Burnt Cracker
All my life I was seen as “different” by my family and so called friends. The reason? My upbringing of course! As a black kid whose father was in the military, I moved around a lot and experienced different cultures, accents, foods etc that other kids living a stationary life did not experience. Due to this, I never got a chance to develop solid childhood friends, I never developed a regional “accent”. This caused me a great deal of lifelong problems.
You see, I developed my own likes and interests. I had a few associates so I read a lot, wrote a lot, and I tried my best to pronounce words correctly and learn their definitions so that I could utilize them in daily conversations. I loved pro wrestling, comic books, video games and novels. I didn’t realize those were negative traits until I moved to the south.
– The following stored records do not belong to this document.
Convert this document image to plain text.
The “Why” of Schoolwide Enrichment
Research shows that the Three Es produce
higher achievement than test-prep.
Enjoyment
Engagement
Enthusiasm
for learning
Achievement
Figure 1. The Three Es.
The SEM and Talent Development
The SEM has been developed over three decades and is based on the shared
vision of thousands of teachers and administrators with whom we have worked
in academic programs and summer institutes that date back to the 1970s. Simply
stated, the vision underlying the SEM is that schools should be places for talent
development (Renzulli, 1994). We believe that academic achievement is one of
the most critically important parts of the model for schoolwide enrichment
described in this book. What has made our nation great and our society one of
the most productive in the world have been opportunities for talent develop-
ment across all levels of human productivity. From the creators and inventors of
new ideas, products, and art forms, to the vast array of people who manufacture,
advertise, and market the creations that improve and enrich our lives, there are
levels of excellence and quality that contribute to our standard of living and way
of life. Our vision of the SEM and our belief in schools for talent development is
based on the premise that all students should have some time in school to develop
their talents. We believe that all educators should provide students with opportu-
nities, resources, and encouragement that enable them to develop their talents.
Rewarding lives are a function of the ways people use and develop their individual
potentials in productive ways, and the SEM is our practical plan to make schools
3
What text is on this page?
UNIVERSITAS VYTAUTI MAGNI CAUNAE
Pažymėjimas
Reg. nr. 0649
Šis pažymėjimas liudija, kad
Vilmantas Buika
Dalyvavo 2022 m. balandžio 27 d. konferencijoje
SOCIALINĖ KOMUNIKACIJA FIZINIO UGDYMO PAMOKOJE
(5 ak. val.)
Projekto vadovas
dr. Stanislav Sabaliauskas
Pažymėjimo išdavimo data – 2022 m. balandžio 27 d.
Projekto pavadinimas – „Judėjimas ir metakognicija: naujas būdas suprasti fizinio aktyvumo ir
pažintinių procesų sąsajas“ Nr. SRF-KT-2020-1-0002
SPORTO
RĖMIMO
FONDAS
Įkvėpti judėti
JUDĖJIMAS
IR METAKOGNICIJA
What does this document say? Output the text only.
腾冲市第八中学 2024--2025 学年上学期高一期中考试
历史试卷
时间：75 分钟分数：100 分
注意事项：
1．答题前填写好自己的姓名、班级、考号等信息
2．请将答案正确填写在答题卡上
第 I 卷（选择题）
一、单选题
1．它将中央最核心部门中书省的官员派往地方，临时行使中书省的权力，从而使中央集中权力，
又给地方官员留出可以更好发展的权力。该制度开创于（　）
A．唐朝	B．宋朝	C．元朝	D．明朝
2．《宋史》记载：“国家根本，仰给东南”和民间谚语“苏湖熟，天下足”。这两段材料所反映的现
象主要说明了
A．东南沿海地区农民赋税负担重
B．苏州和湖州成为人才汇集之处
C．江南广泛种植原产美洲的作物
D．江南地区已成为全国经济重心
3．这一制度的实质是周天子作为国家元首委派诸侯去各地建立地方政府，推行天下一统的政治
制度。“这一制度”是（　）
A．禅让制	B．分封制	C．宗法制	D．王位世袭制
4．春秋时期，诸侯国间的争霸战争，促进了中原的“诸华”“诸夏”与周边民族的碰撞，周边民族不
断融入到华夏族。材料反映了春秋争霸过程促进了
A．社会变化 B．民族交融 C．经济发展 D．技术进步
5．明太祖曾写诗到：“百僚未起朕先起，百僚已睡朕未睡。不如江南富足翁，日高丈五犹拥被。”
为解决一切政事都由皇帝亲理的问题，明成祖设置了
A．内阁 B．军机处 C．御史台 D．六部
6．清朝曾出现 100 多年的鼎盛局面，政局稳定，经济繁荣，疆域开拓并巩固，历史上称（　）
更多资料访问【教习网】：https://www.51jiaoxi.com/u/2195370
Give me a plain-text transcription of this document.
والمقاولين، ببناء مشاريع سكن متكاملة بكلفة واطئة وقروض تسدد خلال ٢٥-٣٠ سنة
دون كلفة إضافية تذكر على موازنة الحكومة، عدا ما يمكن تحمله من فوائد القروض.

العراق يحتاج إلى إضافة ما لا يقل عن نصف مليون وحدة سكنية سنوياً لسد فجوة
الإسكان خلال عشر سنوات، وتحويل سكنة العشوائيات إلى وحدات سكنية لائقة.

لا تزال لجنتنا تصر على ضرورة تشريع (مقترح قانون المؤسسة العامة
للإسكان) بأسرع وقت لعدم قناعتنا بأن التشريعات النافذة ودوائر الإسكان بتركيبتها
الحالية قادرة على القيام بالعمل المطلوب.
“Burnt cracker!” That was shouted to me quite a few times throughout high school. Not by white kids, but black kids. Kids that shared my same skin color, kids that shared my same heritage, treated me like an outcast because I “sounded too white,” because I “liked white things,” and because I “have a dad” (yes, that really was said to me, I was too white because my mom and dad were still together and in my life). Therefore, since white people were known as “crackers” I, being black, was a “burnt” one. That left me in an ugly position in the school social hierarchy. I wasn’t a jock because I didn’t like sports. I wasn’t a nerd necessarily, because my grades were average at best, plus; the nerds in an attempt to be cool, didn’t want to be seen associating with me. I wasn’t accepted by the cool kids because I acted too white for them. I wasn’t accepted by the cool white kids, because they wanted to be accepted by the cool black kids and associating with me would kill that for them.
So, out of a school with over one thousand students, I was alone. I felt in a way, that my “people” had turned their backs on me. In turn, I turned my back on them. I don’t associate with people long nor do I value friendships like I may have if things were different.
My loneliness has brought me more peace then trying to fit in.